No sul do país um promotor de justiça, cuja função é “zelar pelo efetivo respeito aos direitos e garantias legais assegurados às crianças e adolescentes” desrespeita uma jovem de 14 anos vítima de violência sexual praticada pelo próprio pai. No Rio um coronel da polícia, cuja função é a preservação da ordem pública, é flagrado abusando de uma criança de dois anos e tenta subornar o corpo de policiais que o prendeu alegando a força de sua patente. O Instituto de Segurança Pública, no Dossiê Criança, aponta que entre 2010 e 2014 houve um aumento de 46,7% no número anual de crianças vítimas de violência. Confirma também que 68,2% dos crimes contra a dignidade sexual de crianças e adolescentes são praticados no lar.
O mesmo dossiê revela quais são os alvos preferenciais da repressão: são os jovens pardos (49,8%) e negros (31,5%), ou seja 71,3% os considerados pelos “donos do poder” como indesejáveis, enquanto as vítimas são: brancos (46,9%) e pardos (40,8%), sendo 93,5% de meninos. O que sinaliza que estamos vivendo uma guerra social e racial. Por outro lado, o Sistema Socioeducativo do estado padece de recursos para cumprir sua tarefa definida na Lei e além das violências físicas provocadas pela superlotação dos equipamentos, muitas tem sido as mortes de adolescentes sob a guarda do Estado.

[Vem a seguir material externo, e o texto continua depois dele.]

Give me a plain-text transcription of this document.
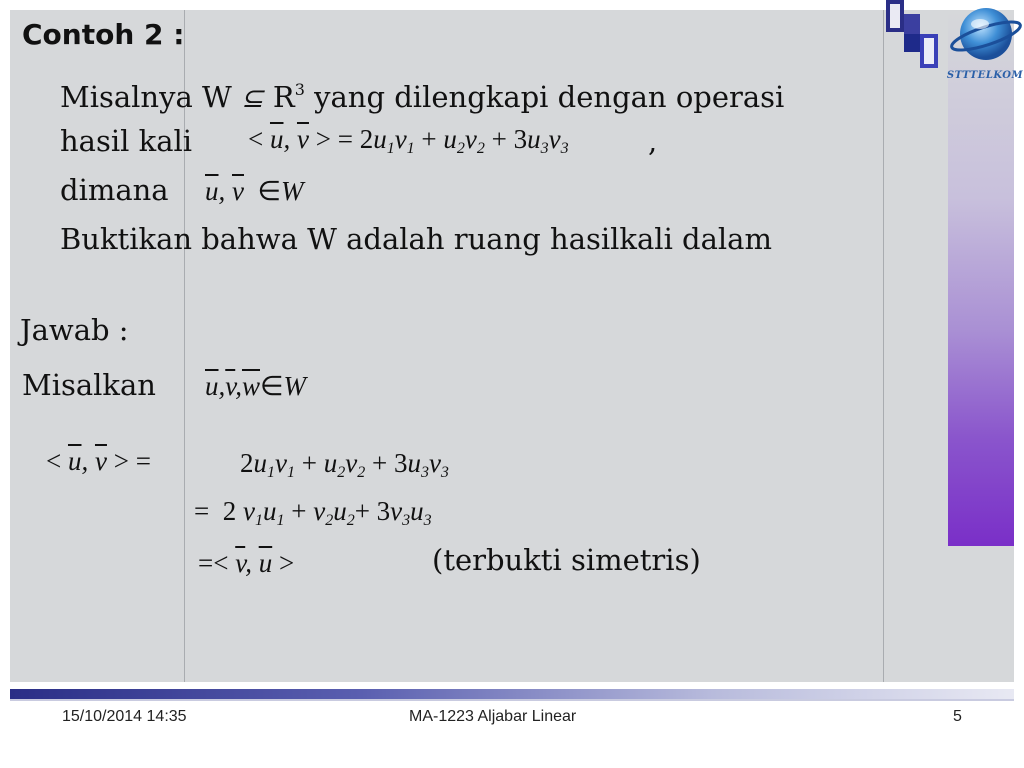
STTTELKOM
Contoh 2 :
Misalnya W ⊆ $R^3$ yang dilengkapi dengan operasi
hasil kali < $\overline{u}$, $\overline{v}$ > = $2u_1v_1 + u_2v_2 + 3u_3v_3$	,
dimana $\overline{u}$, $\overline{v}$ ∈W
Buktikan bahwa W adalah ruang hasilkali dalam
Jawab :
Misalkan $\overline{u},\overline{v},\overline{w}\in W$
< $\overline{u}$, $\overline{v}$ > =	$2u_1v_1 + u_2v_2 + 3u_3v_3$
= 2 $v_1u_1 + v_2u_2+ 3v_3u_3$
=< $\overline{v}$, $\overline{u}$ >	(terbukti simetris)
15/10/2014 14:35	MA-1223 Aljabar Linear	5
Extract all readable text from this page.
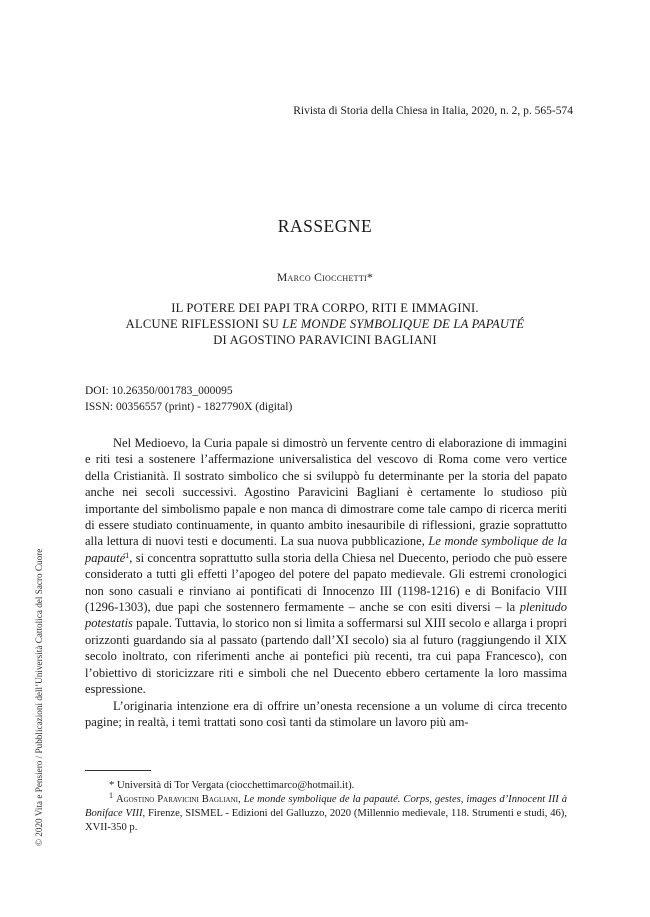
Rivista di Storia della Chiesa in Italia, 2020, n. 2, p. 565-574
RASSEGNE
Marco Ciocchetti*
IL POTERE DEI PAPI TRA CORPO, RITI E IMMAGINI.
ALCUNE RIFLESSIONI SU LE MONDE SYMBOLIQUE DE LA PAPAUTÉ
DI AGOSTINO PARAVICINI BAGLIANI
DOI: 10.26350/001783_000095
ISSN: 00356557 (print) - 1827790X (digital)

Nel Medioevo, la Curia papale si dimostrò un fervente centro di elaborazione di immagini e riti tesi a sostenere l’affermazione universalistica del vescovo di Roma come vero vertice della Cristianità. Il sostrato simbolico che si sviluppò fu determinante per la storia del papato anche nei secoli successivi. Agostino Paravicini Bagliani è certamente lo studioso più importante del simbolismo papale e non manca di dimostrare come tale campo di ricerca meriti di essere studiato continuamente, in quanto ambito inesauribile di riflessioni, grazie soprattutto alla lettura di nuovi testi e documenti. La sua nuova pubblicazione, Le monde symbolique de la papauté$^1$, si concentra soprattutto sulla storia della Chiesa nel Duecento, periodo che può essere considerato a tutti gli effetti l’apogeo del potere del papato medievale. Gli estremi cronologici non sono casuali e rinviano ai pontificati di Innocenzo III (1198-1216) e di Bonifacio VIII (1296-1303), due papi che sostennero fermamente – anche se con esiti diversi – la plenitudo potestatis papale. Tuttavia, lo storico non si limita a soffermarsi sul XIII secolo e allarga i propri orizzonti guardando sia al passato (partendo dall’XI secolo) sia al futuro (raggiungendo il XIX secolo inoltrato, con riferimenti anche ai pontefici più recenti, tra cui papa Francesco), con l’obiettivo di storicizzare riti e simboli che nel Duecento ebbero certamente la loro massima espressione.

L’originaria intenzione era di offrire un’onesta recensione a un volume di circa trecento pagine; in realtà, i temi trattati sono così tanti da stimolare un lavoro più am-

* Università di Tor Vergata (ciocchettimarco@hotmail.it).

$^1$ Agostino Paravicini Bagliani, Le monde symbolique de la papauté. Corps, gestes, images d’Innocent III à Boniface VIII, Firenze, SISMEL - Edizioni del Galluzzo, 2020 (Millennio medievale, 118. Strumenti e studi, 46), XVII-350 p.

© 2020 Vita e Pensiero / Pubblicazioni dell’Università Cattolica del Sacro Cuore
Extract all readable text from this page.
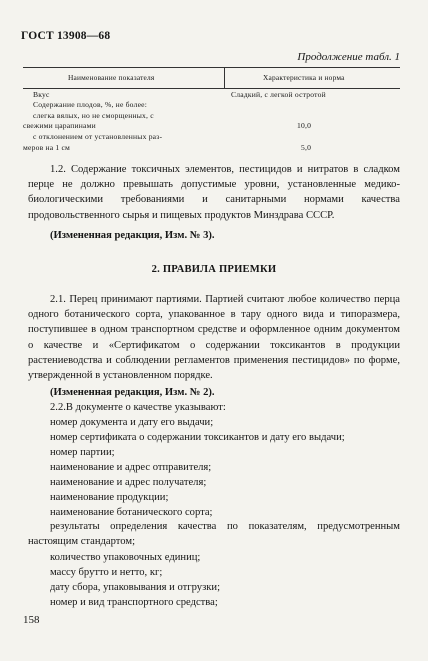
ГОСТ 13908—68
Продолжение табл. 1
Наименование показателя	Характеристика и норма
Вкус	Сладкий, с легкой остротой
Содержание плодов, %, не более:
слегка вялых, но не сморщенных, с
свежими царапинами	10,0
с отклонением от установленных раз-
меров на 1 см	5,0

1.2. Содержание токсичных элементов, пестицидов и нитратов в сладком перце не должно превышать допустимые уровни, установленные медико-биологическими требованиями и санитарными нормами качества продовольственного сырья и пищевых продуктов Минздрава СССР.

(Измененная редакция, Изм. № 3).
2. ПРАВИЛА ПРИЕМКИ

2.1. Перец принимают партиями. Партией считают любое количество перца одного ботанического сорта, упакованное в тару одного вида и типоразмера, поступившее в одном транспортном средстве и оформленное одним документом о качестве и «Сертификатом о содержании токсикантов в продукции растениеводства и соблюдении регламентов применения пестицидов» по форме, утвержденной в установленном порядке.

(Измененная редакция, Изм. № 2).
2.2.В документе о качестве указывают:
номер документа и дату его выдачи;
номер сертификата о содержании токсикантов и дату его выдачи;
номер партии;
наименование и адрес отправителя;
наименование и адрес получателя;
наименование продукции;
наименование ботанического сорта;

результаты определения качества по показателям, предусмотренным настоящим стандартом;

количество упаковочных единиц;
массу брутто и нетто, кг;
дату сбора, упаковывания и отгрузки;
номер и вид транспортного средства;
158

Diante dessa selvageria institucional, o CNJ visando organizar o monitoramento das medidas aplicadas tanto aos adultos quanto aos jovens em conflito com a lei determinou que os Tribunais criassem um Grupo de Monitoramento e Fiscalização do Sistema Carcerário e Socioeducativo para zelar pelo fiel cumprimento das leis e da Constituição. Vários Estados já cumpriram essa resolução, menos o Rio de Janeiro, cujo Tribunal rejeitou por maioria a criação desse instrumento fundamental para dar dignidade ao cumprimento das sentenças judiciais.
Além dessa salutar medida, a Presidência do Tribunal, encaminhou para deliberação pelo Órgão Especial a transformação de uma Vara Criminal comum em uma Vara Especializada em Violência contra criança e adolescente para dar maior celeridade e qualidade na apreciação e julgamento dos casos em que crianças e adolescentes são vítimas em número elevadíssimo, como aponta o Dossiê Criança foram 49.276 vítimas só nos cinco últimos anos. Dados anotados nas ocorrências policiais, que representa um sub-registro equivalente a apenas 15% da realidade fática. Proposta rejeitada por unanimidade do órgão que tem a função de solucionar os conflitos, ditando o direito dos cidadãos. Fica a pergunta: Quando o artigo 227 da Constituição da república deixará de ser letra morta e criança e adolescente serão prioridade absoluta?
* desembargador do Tribunal de Justiça do Rio de Janeiro e membro da Associação Juízes para a democracia.